Eu e Roy acenamos concordando.
O Oliver está demorando, comecei a ficar preocupada e vi que não era a única. Quando o doutor passou, antes mesmo de eu levantar, Roy perguntou.
– Sobre Felicity Smoak. O Oliver veio doar sangue, e ainda não saiu. Aconteceu algo?
– Não, não. Tudo certo. O sr. Queen disse que ninguém o tiraria de lá até ela acordar.
Nós sorrimos aliviados. Então Roy se virou pra falar com o Dig
– Vai pra casa Dig. Pra Lyla e pra Sara.
Ele ia resmungar, quando eu comecei a falar, sem lhe dar chance.
– Você está indo pra casa, ok? Não há nada que você possa fazer aqui. Qualquer coisa, te ligamos.

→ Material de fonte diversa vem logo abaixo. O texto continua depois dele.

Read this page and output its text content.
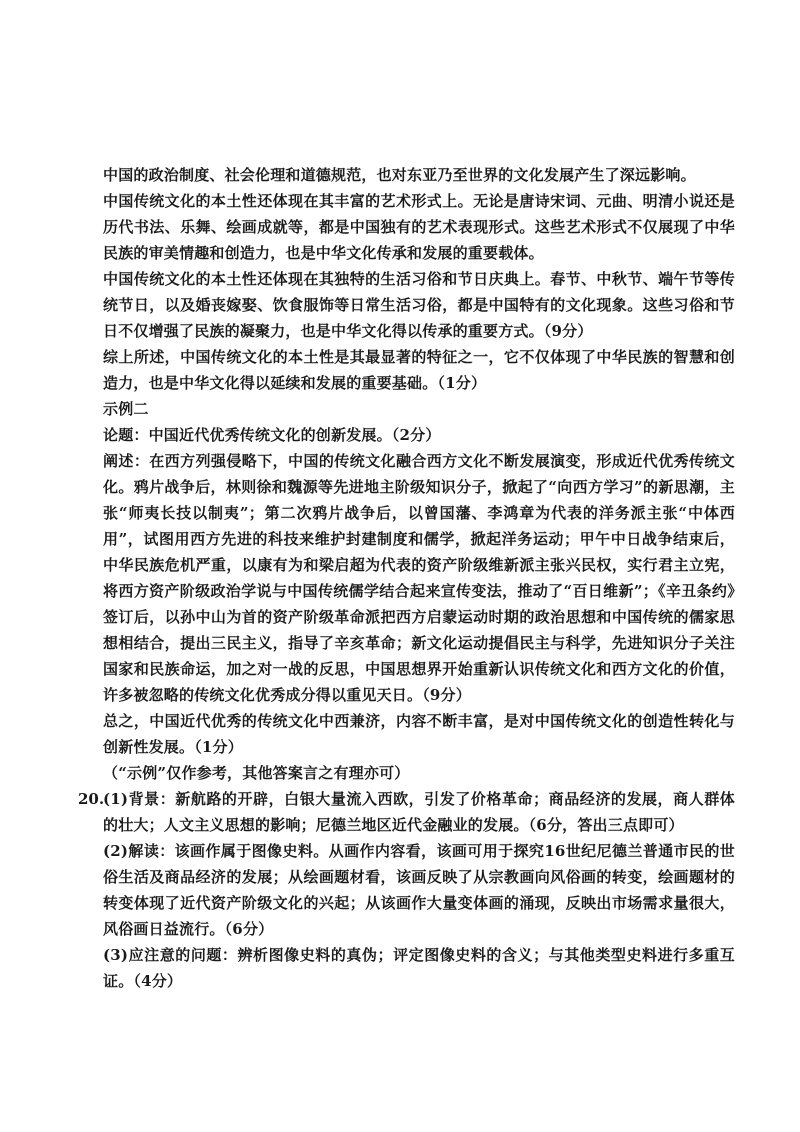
中国的政治制度、社会伦理和道德规范，也对东亚乃至世界的文化发展产生了深远影响。

中国传统文化的本土性还体现在其丰富的艺术形式上。无论是唐诗宋词、元曲、明清小说还是历代书法、乐舞、绘画成就等，都是中国独有的艺术表现形式。这些艺术形式不仅展现了中华民族的审美情趣和创造力，也是中华文化传承和发展的重要载体。

中国传统文化的本土性还体现在其独特的生活习俗和节日庆典上。春节、中秋节、端午节等传统节日，以及婚丧嫁娶、饮食服饰等日常生活习俗，都是中国特有的文化现象。这些习俗和节日不仅增强了民族的凝聚力，也是中华文化得以传承的重要方式。（9分）

综上所述，中国传统文化的本土性是其最显著的特征之一，它不仅体现了中华民族的智慧和创造力，也是中华文化得以延续和发展的重要基础。（1分）

示例二

论题：中国近代优秀传统文化的创新发展。（2分）

阐述：在西方列强侵略下，中国的传统文化融合西方文化不断发展演变，形成近代优秀传统文化。鸦片战争后，林则徐和魏源等先进地主阶级知识分子，掀起了“向西方学习”的新思潮，主张“师夷长技以制夷”；第二次鸦片战争后，以曾国藩、李鸿章为代表的洋务派主张“中体西用”，试图用西方先进的科技来维护封建制度和儒学，掀起洋务运动；甲午中日战争结束后，中华民族危机严重，以康有为和梁启超为代表的资产阶级维新派主张兴民权，实行君主立宪，将西方资产阶级政治学说与中国传统儒学结合起来宣传变法，推动了“百日维新”；《辛丑条约》签订后，以孙中山为首的资产阶级革命派把西方启蒙运动时期的政治思想和中国传统的儒家思想相结合，提出三民主义，指导了辛亥革命；新文化运动提倡民主与科学，先进知识分子关注国家和民族命运，加之对一战的反思，中国思想界开始重新认识传统文化和西方文化的价值，许多被忽略的传统文化优秀成分得以重见天日。（9分）

总之，中国近代优秀的传统文化中西兼济，内容不断丰富，是对中国传统文化的创造性转化与创新性发展。（1分）

（“示例”仅作参考，其他答案言之有理亦可）

20.

(1)背景：新航路的开辟，白银大量流入西欧，引发了价格革命；商品经济的发展，商人群体的壮大；人文主义思想的影响；尼德兰地区近代金融业的发展。（6分，答出三点即可）

(2)解读：该画作属于图像史料。从画作内容看，该画可用于探究16世纪尼德兰普通市民的世俗生活及商品经济的发展；从绘画题材看，该画反映了从宗教画向风俗画的转变，绘画题材的转变体现了近代资产阶级文化的兴起；从该画作大量变体画的涌现，反映出市场需求量很大，风俗画日益流行。（6分）

(3)应注意的问题：辨析图像史料的真伪；评定图像史料的含义；与其他类型史料进行多重互证。（4分）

– Vocês formaram um complô, certo? — Ele falou em meio a risos e eu acenei confirmando. — Ok então. Eu já vou, boa noite.
Ele beijou minha testa, e abraçou Roy. Nos sentamos na sala de espera, novamente. Meus olhos pesam. Sinto braços me envolverem, não me assusto, me sinto em casa. E antes de dormir ouço uma voz suave, ao longe me dizer.
– Eu te amo. — E assim eu durmo.
Eu meio que acordo quando sinto meu corpo ser içado de onde estava. Resmunfo um reclamação, e ouço um riso em resposta.
– Estou te levando pra casa. — Roy.
Me aconchego mais um pouco nele, sorrio e aceno um sim.
– Eu te amo. — É tudo que consigo dizer antes de cair novamente no sono, nos braços do cara que um dia roubou minha bolsa, e depois meu coração.